# Anonymous code for "DISCO: Disentangled Communication Steering for Large Language Models"

### Dependencies

The implementation uses Python 3.11. Experiments were run with CUDA 12.1 available on the system. 

- Create a conda environment:
> `conda create -n DISCO python=3.11`
- Activate the environment:
>`conda activate DISCO`
- Install Packages
> `pip install -r requirements.txt`

### Models

- To run our code you **must have access** to **Llama-3.1-8B-Instruct** and **gemma-2-9b-it**. Both of these models are available on HuggingFace, and can be accessed after requesting permission while logged in.

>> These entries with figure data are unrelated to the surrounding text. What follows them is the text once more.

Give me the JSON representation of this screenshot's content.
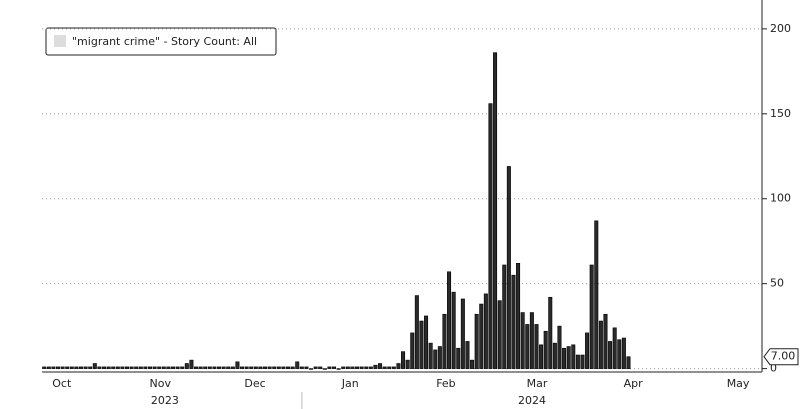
{
  "chart_data": {
    "type": "bar",
    "series": [
      {
        "name": "\"migrant crime\" - Story Count: All",
        "color": "#2a2a2a",
        "values": [
          1,
          1,
          1,
          1,
          1,
          1,
          1,
          1,
          1,
          1,
          1,
          3,
          1,
          1,
          1,
          1,
          1,
          1,
          1,
          1,
          1,
          1,
          1,
          1,
          1,
          1,
          1,
          1,
          1,
          1,
          1,
          3,
          5,
          1,
          1,
          1,
          1,
          1,
          1,
          1,
          1,
          1,
          4,
          1,
          1,
          1,
          1,
          1,
          1,
          1,
          1,
          1,
          1,
          1,
          1,
          4,
          1,
          1,
          0,
          1,
          1,
          0,
          1,
          1,
          0,
          1,
          1,
          1,
          1,
          1,
          1,
          1,
          2,
          3,
          1,
          1,
          1,
          3,
          10,
          5,
          21,
          43,
          28,
          31,
          15,
          11,
          13,
          32,
          57,
          45,
          12,
          41,
          16,
          5,
          32,
          38,
          44,
          156,
          186,
          40,
          61,
          119,
          55,
          62,
          33,
          26,
          33,
          26,
          14,
          22,
          42,
          15,
          25,
          12,
          13,
          14,
          8,
          8,
          21,
          61,
          87,
          28,
          32,
          16,
          24,
          17,
          18,
          7
        ]
      }
    ],
    "last_value_label": "7.00",
    "xlim": [
      0,
      156.5
    ],
    "xticks": [
      {
        "value": 4.3,
        "label": "Oct"
      },
      {
        "value": 25.7,
        "label": "Nov"
      },
      {
        "value": 46.3,
        "label": "Dec"
      },
      {
        "value": 67,
        "label": "Jan"
      },
      {
        "value": 87.8,
        "label": "Feb"
      },
      {
        "value": 107.6,
        "label": "Mar"
      },
      {
        "value": 128.5,
        "label": "Apr"
      },
      {
        "value": 151.3,
        "label": "May"
      }
    ],
    "year_ticks": [
      {
        "value": 26.7,
        "label": "2023"
      },
      {
        "value": 106.5,
        "label": "2024"
      }
    ],
    "year_separators": [
      56.5
    ],
    "ylim": [
      -2,
      217
    ],
    "yticks": [
      0,
      50,
      100,
      150,
      200
    ],
    "grid": true,
    "legend": "top-left"
  }
}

To err on the side of caution with respect to the NeurIPS external link policy, we do not include direct URLs to the models.
- After gaining access to the models, you must also be **logged in to the huggingface-cli on the command line**, which can be be done by running the command below and following the resultant prompts:

> `huggingface-cli login 
`
### Hardware

- All experiments can be run on an **NVIDIA A6000 (48GB)**. 

### Experiments

- `000_Linear_Discriminability/run.ipynb`: Demonstrates that a larger proportion of query and value spaces have high linear discriminability of concetpts, compared to attention head outputs.
    
- `001_TQA_MC/run.ipynb` TruthfulQA Multiple Choice evaluation with logit scoring 

**Note:** The following experiments use a GPT-based judge (GPT-4o) and **require an OpenAI API key**. Running them **incurs API costs**. The estimates below correspond to the default configuration in each notebook, which runs the evaluation for a combination of model, method, dataset, and valence (if applicable). These settings can be freely modified.

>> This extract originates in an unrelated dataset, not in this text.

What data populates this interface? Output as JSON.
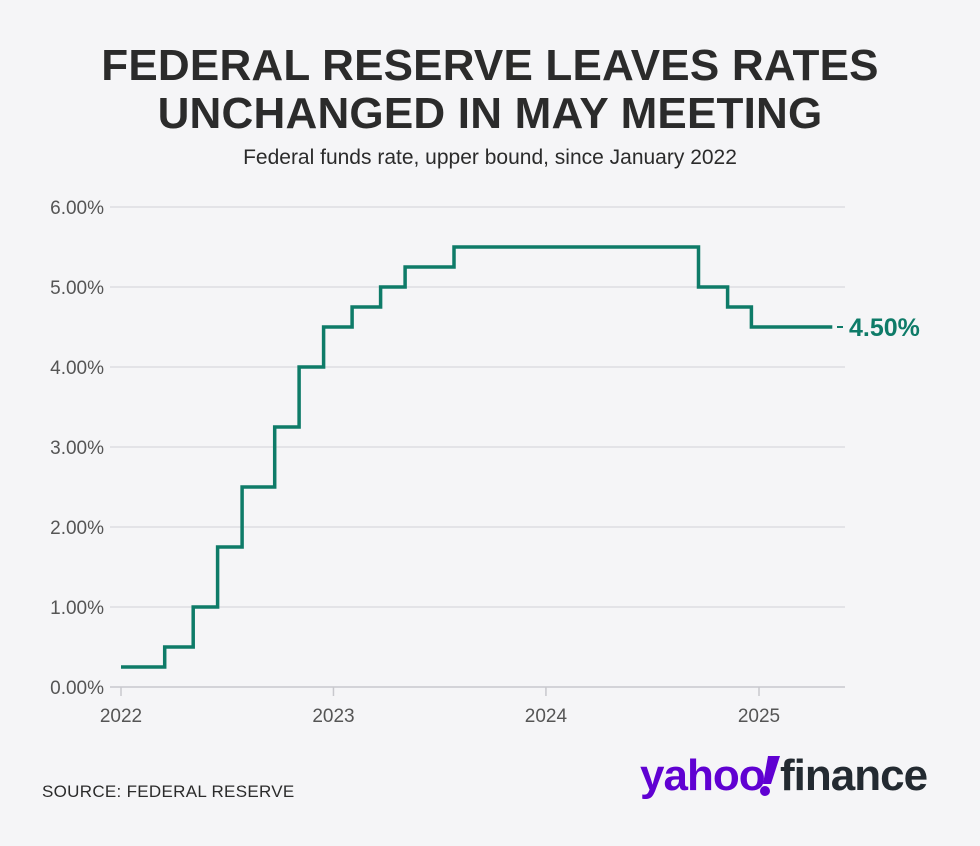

- `002_TQA_OE/run.ipynb` Open-ended TruthfulQA evaluation using a GPT judge. Computes the True × Info (T × I) score. The default model/method combination costs approximately ~$0.60 in API tokens to run.

- `003_Corr_Power_Wealth/run.ipynb` Scores corrigibility, power-seeking, or wealth-seeking behaviors using a GPT judge. The default dataset/method/model/valence combination costs approximately ~$1.60 in API tokens to run.